Half Life #1
Paranormal Young Adult
Source: Finished copy from publisher for review
THE STORY (from Amazon)
In modern-day England, witches live alongside humans: White witches, who are good; Black witches, who are evil; and sixteen-year-old Nathan, who is both. Nathan’s father is the world’s most powerful and cruel Black witch, and his mother is dead. He is hunted from all sides. Trapped in a cage, beaten and handcuffed, Nathan must escape before his seventeenth birthday, at which point he will receive three gifts from his father and come into his own as a witch—or else he will die. But how can Nathan find his father when his every action is tracked, when there is no one safe to trust—not even family, not even the girl he loves?
Half Bad is one of those stories we enter into with a certain set of expectations based on the limited amount of information provided by the synopsis, but, as is sometimes the case, once we crack the spine we find a very different type of novel than we'd anticipated. It’s not the story’s fault we'd prepared ourselves for an entirely different direction than it ended up taking, but it does take us a bit of time to reconcile where we thought we would be headed with where Nathan’s journey actually takes us. A story about witches has visions of magic–light and dark–dancing in our heads, and the mention of a girl in the same sentence as the word “love” has the romantic in us rubbing our hands together in glee, but what we find is a tale largely absent both magic and romance, leaving us just a touch off kilter even as we start to fall hard for young Nathan.
The format of Half Bad plays a large role in our initial disconcertion, starting us off in second person for the first couple chapters as we join Nathan in his cage before switching to first person and taking us back in time to when Nathan was just a boy. We follow Nathan from boyhood to age sixteen where we’re reunited with our timeline from the first few chapters, but just as we’re brought back to Nathan’s time in the cage, we’re once again shifted to second person for a chapter or two before returning to first person and staying there for the remainder of the book.
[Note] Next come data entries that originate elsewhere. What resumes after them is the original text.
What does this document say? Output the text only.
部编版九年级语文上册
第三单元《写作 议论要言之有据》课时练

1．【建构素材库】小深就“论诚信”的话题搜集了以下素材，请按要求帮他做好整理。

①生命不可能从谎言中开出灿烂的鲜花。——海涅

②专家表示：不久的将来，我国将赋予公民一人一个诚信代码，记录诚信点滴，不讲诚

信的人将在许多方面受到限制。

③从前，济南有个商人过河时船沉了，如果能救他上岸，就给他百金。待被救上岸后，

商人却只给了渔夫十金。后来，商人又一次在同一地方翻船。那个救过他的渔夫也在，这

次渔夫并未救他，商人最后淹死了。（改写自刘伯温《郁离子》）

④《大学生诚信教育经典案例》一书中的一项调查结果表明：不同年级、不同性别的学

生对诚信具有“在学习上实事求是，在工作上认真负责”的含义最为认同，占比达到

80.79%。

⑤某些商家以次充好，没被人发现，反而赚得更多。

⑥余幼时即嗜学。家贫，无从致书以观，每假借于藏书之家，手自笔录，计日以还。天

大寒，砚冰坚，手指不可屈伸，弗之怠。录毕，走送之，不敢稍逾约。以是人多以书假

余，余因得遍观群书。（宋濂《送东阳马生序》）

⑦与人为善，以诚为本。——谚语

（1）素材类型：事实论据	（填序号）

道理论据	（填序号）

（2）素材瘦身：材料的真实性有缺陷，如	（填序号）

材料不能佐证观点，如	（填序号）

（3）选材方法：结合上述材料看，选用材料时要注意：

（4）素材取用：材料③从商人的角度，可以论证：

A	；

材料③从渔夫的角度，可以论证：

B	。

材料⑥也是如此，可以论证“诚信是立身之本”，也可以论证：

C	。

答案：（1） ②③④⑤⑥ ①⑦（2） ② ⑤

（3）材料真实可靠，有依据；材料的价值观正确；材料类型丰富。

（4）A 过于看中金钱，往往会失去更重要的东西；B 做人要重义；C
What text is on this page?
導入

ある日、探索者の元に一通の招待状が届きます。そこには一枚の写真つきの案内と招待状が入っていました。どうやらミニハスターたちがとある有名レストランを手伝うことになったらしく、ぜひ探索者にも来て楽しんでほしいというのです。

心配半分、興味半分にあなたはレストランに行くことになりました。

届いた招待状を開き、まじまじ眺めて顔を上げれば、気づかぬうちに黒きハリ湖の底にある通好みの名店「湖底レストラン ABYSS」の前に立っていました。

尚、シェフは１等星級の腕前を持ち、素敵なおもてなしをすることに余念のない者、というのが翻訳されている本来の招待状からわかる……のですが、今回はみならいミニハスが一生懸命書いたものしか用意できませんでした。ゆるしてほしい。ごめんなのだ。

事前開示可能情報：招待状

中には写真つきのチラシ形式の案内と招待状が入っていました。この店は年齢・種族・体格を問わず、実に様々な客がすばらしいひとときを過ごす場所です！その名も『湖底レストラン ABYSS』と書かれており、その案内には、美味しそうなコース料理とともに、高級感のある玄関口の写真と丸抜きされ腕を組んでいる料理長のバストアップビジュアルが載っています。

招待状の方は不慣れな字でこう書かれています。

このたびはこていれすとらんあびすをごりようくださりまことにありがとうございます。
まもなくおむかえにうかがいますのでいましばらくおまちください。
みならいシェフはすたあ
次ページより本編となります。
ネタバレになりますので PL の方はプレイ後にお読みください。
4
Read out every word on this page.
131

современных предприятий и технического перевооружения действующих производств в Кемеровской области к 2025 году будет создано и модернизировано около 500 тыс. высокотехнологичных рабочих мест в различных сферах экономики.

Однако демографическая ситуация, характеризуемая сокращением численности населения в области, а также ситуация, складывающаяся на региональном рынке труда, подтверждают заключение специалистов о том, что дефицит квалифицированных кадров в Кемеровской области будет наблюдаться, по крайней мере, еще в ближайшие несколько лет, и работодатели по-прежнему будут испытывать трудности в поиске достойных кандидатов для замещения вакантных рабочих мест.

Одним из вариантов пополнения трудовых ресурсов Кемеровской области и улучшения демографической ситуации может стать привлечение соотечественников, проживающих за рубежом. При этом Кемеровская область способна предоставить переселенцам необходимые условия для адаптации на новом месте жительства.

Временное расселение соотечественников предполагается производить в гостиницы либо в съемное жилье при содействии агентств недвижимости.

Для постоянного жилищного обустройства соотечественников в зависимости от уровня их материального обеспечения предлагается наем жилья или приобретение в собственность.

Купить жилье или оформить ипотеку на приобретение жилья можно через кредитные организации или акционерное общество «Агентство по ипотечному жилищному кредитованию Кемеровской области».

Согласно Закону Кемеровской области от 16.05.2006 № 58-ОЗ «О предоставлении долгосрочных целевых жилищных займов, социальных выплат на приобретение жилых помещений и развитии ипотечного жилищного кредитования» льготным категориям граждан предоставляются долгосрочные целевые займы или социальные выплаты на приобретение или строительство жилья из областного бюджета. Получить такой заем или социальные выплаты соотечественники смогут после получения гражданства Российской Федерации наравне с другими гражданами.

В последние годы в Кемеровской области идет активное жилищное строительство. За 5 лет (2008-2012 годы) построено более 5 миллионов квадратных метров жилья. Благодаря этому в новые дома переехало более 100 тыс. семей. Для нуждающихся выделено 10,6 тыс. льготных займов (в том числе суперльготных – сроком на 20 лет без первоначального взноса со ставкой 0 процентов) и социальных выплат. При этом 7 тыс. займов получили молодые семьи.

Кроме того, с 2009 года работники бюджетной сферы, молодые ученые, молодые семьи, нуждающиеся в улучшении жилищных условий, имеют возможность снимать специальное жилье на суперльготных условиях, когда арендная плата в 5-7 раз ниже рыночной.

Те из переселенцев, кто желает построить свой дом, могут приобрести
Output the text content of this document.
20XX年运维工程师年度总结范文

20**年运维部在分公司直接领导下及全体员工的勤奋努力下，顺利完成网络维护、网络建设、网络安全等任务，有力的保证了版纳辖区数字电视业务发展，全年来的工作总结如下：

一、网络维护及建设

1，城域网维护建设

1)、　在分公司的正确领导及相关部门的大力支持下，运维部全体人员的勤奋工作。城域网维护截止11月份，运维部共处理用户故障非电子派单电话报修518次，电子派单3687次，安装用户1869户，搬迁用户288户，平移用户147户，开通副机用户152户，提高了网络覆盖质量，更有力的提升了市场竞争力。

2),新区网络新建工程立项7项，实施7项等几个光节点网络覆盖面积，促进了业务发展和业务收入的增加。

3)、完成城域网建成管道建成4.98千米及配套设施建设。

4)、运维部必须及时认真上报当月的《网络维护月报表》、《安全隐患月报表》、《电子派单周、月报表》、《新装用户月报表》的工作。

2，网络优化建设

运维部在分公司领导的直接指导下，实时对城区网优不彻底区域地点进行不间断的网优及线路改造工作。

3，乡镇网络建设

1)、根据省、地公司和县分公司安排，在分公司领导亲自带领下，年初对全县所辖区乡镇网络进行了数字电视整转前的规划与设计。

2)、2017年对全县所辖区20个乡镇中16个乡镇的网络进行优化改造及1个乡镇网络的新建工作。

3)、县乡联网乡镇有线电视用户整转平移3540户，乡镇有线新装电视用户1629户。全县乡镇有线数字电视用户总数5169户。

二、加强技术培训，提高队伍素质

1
The second person perspective doesn’t seem altogether necessary unless it will serve some greater purpose in the coming installments, so the switch back and forth becomes more jarring than it might have been otherwise if we understood the reason for it.
Though the perspective switch is off-putting, Nathan himself is an extraordinarily interesting young man, someone we’re rooting for from the moment we find ourselves locked in that cage with him. He’s treated abominably from a young age for being half Black Witch and half White, but though he suffers gut-wrenching abuse both emotional and physical, he never truly allows himself to be beaten. His fire burns brightly throughout, flaring up when he’s at his most defensive but staying coolly banked the remainder of the time, showing us he knows how to play the game the White Witches force upon him better than they ever dreamed he would. The true highlight of this story is Nathan’s beautiful relationship with his brother Arran, the bond between them both heartwarming and heartbreaking as they find themselves torn apart by the cruelty of those who, to our knowledge, are more monstrous than those from whom they claim to be protecting the world.
Though Nathan is attracted to a White Witch named Annalise before he finds himself imprisoned, there’s no real romance to be had in this story, something that’s not a true complaint as the addition of such would have detracted from the intense loneliness radiating from Nathan. He’s on his own in every way in this story, fighting battles both internal and external, and his nearly total emotional isolation (with the exception of Arran) creates an intriguing intimacy between he and us as readers. We don’t get to learn much about this world or the witchcraft that dominates it–Nathan’s ability to heal almost the only magical aspect throughout–leaving us hoping for both more history and more magical gifts in the next installment. Overall, Half Bad is a slower read than we might expect going in, Nathan’s story more of a straight line than a jagged one with lots of peaks and valleys, but the potential for future greatness is undoubtedly there and is more than enough to have us eager to pick up book two.
This book was sent to me by the publisher free of charge for the purpose of a review.
I received no other compensation and the above is my honest opinion.